In term infants, immediately after birth the direction of PDA shunting is often bidirectional. As discussed previously, values of greater than 30% right-to-left flow throughout the cardiac cycle correlate with significantly elevated pulmonary artery pressure. By 12 hours of life the PDA is completely left-to-right in most healthy-term newborn infants.11 Assessment of the PDA shunt direction and character is helpful to the clinician caring for infants with PPHN, but once the PDA is closed, pulmonary artery pressure can no longer be estimated using these methods.

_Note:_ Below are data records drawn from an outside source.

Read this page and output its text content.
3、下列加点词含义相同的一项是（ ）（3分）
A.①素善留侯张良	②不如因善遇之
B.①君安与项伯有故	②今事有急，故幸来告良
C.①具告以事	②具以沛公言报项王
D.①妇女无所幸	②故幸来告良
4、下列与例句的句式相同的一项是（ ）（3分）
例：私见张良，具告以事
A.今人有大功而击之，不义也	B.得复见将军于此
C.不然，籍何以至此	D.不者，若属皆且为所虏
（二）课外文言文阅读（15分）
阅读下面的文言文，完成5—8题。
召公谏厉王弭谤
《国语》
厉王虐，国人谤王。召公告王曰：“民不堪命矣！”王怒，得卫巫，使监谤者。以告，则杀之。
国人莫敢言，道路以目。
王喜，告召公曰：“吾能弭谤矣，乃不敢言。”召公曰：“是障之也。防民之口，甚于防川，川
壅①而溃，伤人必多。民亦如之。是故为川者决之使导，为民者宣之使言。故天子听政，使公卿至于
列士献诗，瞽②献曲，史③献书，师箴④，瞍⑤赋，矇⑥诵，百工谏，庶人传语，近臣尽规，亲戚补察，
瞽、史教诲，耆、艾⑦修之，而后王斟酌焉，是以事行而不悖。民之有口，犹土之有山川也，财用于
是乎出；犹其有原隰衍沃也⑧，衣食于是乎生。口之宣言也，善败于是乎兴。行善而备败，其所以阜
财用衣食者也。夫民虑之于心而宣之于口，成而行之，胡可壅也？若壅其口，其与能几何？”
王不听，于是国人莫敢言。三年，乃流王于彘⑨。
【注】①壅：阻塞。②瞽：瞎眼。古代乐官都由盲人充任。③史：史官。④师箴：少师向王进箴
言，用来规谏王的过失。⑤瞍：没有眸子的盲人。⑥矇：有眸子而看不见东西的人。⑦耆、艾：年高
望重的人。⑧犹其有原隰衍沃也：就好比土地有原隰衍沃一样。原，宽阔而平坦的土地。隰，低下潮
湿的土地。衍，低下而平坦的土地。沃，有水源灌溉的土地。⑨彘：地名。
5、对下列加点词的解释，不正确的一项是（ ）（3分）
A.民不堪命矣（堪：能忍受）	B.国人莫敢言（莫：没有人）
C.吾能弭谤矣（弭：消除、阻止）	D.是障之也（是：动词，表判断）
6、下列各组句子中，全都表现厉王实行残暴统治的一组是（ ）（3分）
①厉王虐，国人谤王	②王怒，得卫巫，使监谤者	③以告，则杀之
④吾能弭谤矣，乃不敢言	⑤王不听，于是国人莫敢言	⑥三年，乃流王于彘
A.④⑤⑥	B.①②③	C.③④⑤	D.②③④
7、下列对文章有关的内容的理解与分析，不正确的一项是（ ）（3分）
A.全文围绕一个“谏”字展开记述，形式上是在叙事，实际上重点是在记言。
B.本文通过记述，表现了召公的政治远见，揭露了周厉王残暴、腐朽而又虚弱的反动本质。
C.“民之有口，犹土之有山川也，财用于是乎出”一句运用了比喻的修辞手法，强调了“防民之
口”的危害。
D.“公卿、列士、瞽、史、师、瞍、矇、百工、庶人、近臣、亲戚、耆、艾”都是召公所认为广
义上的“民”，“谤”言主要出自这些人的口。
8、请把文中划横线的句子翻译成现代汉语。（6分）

The clinician should also evaluate the patent foramen ovale (PFO) flow in the assessment of pulmonary hypertension. The best images of the atrial septum can be obtained from the subcostal coronal posterior view with the probe angled slightly posteriorly and superiorly (Chapter 3). Figure and Video 12-11 shows an example of the atrial septum imaged from this window. In this example, the septum is bulging toward the right. Once a good 2D image is obtained, color Doppler should be used to identify flow across the septum. Figure and Video 12-12 shows the color Doppler imaging of this atrial septum. Note that the flow is left-to-right and higher velocity. However, when imaging the atrial septum, the clinician should keep the Doppler scale low enough to identify low-velocity flow. An atrial shunt from the same baby with the scale set lower is shown in Figure and Video 12-13. A pulsed wave Doppler signal at the foramen should also be obtained to best identify the direction of flow. An example of the pulsed wave Doppler signal from the same study is shown in Figure 12-14. The flow through the PFO is frequently bidirectional though predominantly left-to-right in the first 24 hours of life in most term and preterm newborn infants.12,13 However, term infants with pulmonary hypertension have a longer right-to-left component of the shunt throughout the cardiac cycle. Additionally, the bidirectional shunting at the PFO can last for several days in infants with PPHN, even after the PDA closes.12 Changes in direction of flow of both the PDA and PFO can be a useful guide in monitoring a baby’s progress throughout the course of PPHN.